Want to cut down on legal defense and liability costs at your hospital? According to a study from researchers at Georgia State University, the answer may be as simple as saying you're sorry.
Florence R. LeCraw, an Atlanta anesthesiologist and adjunct professor at Georgia State University, led the team of researchers that looked at 12 years of data dating back to 2004 at Erlanger, a five-hospital system that treats 600,000 patients annually. Doctors at Erlanger are not employed by the hospital, and they purchase their own professional liability insurance, GSU said.
The study, which was published in the Journal of Patient Safety and Risk Management, found that hospital staff and physicians who explained, apologized and resolved adverse medical events saw a drop in legal defense and liability costs. Specifically, the study hinged on Erlanger's unique Communication and Resolution Program, which was implemented in January 2009. That program led to a 66 percent reduction in legal claims filed, a 51 percent reduction in defense costs and a 53 percent reduction in the time required to close cases. No medical error occurred in 65 percent of the adverse events reported,GSU said.
"Following CRP protocol, when medical errors were explained to the patients and their families, 43 percent were resolved by apology alone, even though 60 percent of those patients had legal representation," Dr. LeCraw said.
The study even compelled the leader of the Medical Association of Georgia, to submit a resolution to the American Medical Association endorsing the communication and resolution program as a viable solution for resolving malpractice.

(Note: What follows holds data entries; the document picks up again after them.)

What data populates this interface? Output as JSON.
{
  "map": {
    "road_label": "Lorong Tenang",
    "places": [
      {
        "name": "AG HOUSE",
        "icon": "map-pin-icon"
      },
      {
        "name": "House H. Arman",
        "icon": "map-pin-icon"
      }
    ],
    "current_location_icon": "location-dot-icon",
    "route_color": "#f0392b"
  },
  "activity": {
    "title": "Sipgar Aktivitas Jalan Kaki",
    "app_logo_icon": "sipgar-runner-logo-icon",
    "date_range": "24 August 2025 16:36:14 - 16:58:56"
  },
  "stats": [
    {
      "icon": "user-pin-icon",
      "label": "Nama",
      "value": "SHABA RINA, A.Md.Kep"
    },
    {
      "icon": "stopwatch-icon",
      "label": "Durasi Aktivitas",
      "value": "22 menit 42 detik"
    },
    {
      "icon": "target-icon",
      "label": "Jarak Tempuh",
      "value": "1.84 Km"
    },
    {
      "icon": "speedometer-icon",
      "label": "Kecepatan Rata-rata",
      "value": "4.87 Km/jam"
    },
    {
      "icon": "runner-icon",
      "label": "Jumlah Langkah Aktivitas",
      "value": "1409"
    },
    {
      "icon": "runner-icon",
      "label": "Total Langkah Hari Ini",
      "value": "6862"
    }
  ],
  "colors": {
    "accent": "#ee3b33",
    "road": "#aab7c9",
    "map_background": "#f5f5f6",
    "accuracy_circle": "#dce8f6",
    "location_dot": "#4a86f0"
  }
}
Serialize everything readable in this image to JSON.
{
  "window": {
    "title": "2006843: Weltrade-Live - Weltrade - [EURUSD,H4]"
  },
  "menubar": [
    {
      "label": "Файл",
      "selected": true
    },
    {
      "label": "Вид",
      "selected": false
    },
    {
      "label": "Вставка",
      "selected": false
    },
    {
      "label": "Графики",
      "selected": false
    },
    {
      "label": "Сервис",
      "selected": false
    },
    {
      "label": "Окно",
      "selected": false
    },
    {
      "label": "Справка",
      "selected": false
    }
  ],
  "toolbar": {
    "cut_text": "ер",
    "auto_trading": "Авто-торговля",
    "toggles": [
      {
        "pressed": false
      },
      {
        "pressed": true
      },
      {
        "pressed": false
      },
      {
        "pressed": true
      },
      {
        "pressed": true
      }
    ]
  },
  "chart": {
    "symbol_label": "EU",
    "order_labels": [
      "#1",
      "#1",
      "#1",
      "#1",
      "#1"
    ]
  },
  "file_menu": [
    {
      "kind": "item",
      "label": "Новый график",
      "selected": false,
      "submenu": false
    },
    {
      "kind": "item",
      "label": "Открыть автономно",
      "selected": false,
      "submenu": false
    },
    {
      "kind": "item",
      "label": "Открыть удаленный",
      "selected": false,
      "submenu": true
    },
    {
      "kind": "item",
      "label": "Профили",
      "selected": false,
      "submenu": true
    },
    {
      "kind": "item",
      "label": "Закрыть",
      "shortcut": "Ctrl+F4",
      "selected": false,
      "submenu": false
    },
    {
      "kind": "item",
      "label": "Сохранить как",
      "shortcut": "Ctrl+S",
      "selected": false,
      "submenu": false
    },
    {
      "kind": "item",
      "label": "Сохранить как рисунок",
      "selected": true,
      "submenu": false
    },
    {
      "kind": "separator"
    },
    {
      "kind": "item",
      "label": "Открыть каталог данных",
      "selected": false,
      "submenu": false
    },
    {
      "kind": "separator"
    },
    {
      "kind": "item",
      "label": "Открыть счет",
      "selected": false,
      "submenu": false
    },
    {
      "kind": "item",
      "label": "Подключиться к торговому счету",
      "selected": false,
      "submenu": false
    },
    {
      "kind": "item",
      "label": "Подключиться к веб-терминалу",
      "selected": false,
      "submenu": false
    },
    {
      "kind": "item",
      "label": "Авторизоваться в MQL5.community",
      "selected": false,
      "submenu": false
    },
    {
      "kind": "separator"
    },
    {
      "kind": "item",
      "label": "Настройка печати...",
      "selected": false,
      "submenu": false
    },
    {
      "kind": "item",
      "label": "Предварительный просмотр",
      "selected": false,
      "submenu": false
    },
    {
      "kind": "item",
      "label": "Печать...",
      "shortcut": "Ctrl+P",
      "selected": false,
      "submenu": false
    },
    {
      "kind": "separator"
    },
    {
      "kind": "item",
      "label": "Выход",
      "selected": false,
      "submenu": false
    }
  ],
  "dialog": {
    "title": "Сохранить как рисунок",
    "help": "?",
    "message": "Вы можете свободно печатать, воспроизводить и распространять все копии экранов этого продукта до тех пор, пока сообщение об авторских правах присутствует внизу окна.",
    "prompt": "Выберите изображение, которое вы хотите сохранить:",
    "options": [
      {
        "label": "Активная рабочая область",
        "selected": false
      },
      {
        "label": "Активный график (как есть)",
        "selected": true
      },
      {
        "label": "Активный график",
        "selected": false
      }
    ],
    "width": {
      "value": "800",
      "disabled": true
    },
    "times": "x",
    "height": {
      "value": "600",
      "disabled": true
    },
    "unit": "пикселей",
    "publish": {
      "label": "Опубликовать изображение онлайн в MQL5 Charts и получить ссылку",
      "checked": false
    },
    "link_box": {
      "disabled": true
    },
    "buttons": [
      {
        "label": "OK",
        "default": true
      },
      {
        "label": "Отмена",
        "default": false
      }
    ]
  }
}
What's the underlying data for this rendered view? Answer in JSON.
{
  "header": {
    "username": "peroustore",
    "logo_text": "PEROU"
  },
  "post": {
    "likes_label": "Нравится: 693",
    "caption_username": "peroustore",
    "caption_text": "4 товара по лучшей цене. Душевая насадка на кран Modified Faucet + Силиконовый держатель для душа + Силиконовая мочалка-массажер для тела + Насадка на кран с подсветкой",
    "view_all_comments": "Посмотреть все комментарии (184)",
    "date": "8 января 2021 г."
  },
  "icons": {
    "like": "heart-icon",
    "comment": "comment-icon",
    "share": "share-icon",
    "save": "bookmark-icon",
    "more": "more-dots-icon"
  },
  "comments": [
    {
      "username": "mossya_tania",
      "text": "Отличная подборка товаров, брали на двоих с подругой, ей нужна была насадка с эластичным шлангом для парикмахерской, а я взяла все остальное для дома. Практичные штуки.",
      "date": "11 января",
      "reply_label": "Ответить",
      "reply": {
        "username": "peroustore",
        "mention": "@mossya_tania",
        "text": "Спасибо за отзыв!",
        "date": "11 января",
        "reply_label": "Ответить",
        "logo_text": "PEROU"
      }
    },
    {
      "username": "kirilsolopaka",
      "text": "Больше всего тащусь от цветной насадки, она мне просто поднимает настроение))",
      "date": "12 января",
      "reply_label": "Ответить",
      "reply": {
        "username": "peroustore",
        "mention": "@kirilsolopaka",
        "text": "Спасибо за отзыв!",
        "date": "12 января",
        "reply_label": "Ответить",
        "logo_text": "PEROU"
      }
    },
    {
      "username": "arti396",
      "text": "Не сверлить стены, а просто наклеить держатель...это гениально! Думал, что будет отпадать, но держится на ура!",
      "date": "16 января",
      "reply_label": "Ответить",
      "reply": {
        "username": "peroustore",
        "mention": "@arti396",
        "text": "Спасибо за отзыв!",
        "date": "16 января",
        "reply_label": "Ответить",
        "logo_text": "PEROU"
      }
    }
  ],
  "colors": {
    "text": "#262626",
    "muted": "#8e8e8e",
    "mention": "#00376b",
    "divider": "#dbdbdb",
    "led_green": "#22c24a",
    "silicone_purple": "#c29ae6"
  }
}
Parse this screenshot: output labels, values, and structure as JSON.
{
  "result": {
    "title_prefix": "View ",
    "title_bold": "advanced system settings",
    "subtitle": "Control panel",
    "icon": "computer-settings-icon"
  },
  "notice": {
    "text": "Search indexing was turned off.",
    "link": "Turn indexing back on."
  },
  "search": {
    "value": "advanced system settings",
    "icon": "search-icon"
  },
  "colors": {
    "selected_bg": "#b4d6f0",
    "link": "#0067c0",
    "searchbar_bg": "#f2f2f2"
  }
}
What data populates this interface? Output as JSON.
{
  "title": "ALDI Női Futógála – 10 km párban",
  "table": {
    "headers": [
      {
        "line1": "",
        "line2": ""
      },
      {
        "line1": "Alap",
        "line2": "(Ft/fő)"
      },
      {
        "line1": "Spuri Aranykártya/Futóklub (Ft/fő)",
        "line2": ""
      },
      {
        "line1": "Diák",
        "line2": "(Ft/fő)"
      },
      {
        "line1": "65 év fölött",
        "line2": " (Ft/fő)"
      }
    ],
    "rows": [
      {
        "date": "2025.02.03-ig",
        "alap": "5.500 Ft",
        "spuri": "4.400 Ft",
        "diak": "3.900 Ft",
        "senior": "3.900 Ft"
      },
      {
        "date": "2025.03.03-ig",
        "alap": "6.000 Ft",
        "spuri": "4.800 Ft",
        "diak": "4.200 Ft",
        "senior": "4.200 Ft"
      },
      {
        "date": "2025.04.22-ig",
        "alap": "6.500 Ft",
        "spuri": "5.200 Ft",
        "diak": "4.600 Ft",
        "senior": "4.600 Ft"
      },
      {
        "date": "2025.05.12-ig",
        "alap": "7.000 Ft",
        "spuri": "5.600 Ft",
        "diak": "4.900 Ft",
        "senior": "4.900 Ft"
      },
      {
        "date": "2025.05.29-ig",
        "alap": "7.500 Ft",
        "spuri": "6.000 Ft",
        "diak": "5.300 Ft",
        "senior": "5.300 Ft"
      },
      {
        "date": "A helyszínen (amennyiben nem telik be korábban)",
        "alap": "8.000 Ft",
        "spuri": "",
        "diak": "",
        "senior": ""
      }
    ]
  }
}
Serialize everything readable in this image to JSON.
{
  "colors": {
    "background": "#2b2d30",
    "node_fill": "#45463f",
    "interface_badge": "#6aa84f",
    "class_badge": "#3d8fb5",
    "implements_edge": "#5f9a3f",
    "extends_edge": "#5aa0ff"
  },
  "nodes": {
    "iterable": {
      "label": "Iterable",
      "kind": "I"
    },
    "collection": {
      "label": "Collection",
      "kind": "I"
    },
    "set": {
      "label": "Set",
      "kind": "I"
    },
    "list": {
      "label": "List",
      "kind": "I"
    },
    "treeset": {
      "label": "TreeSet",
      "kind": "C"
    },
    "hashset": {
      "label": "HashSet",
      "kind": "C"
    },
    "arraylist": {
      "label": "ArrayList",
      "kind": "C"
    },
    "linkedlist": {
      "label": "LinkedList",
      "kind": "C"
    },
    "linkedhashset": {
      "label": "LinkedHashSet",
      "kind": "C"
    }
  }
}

"Our contribution to the growing literature on CRPs clearly demonstrates how following this protocol can benefit patients and physicians, lower healthcare costs and improve the quality of healthcare. We hope these improved liability outcomes may encourage more physicians and medical facilities to support communications and resolution programs."
With the chorus of cries for greater transparency in the healthcare industry growing louder, this protocol seems to fall in line with that demand. If a patient or their family feels confident they have had an open and honest conversation about a sensitive issue or event with their physician, trust in that physician and his or her respective institution may not suffer as it would if the physician and hospital went on the defensive instead. That could yield better retention of patients as well as an improved reputation that could draw new ones as well.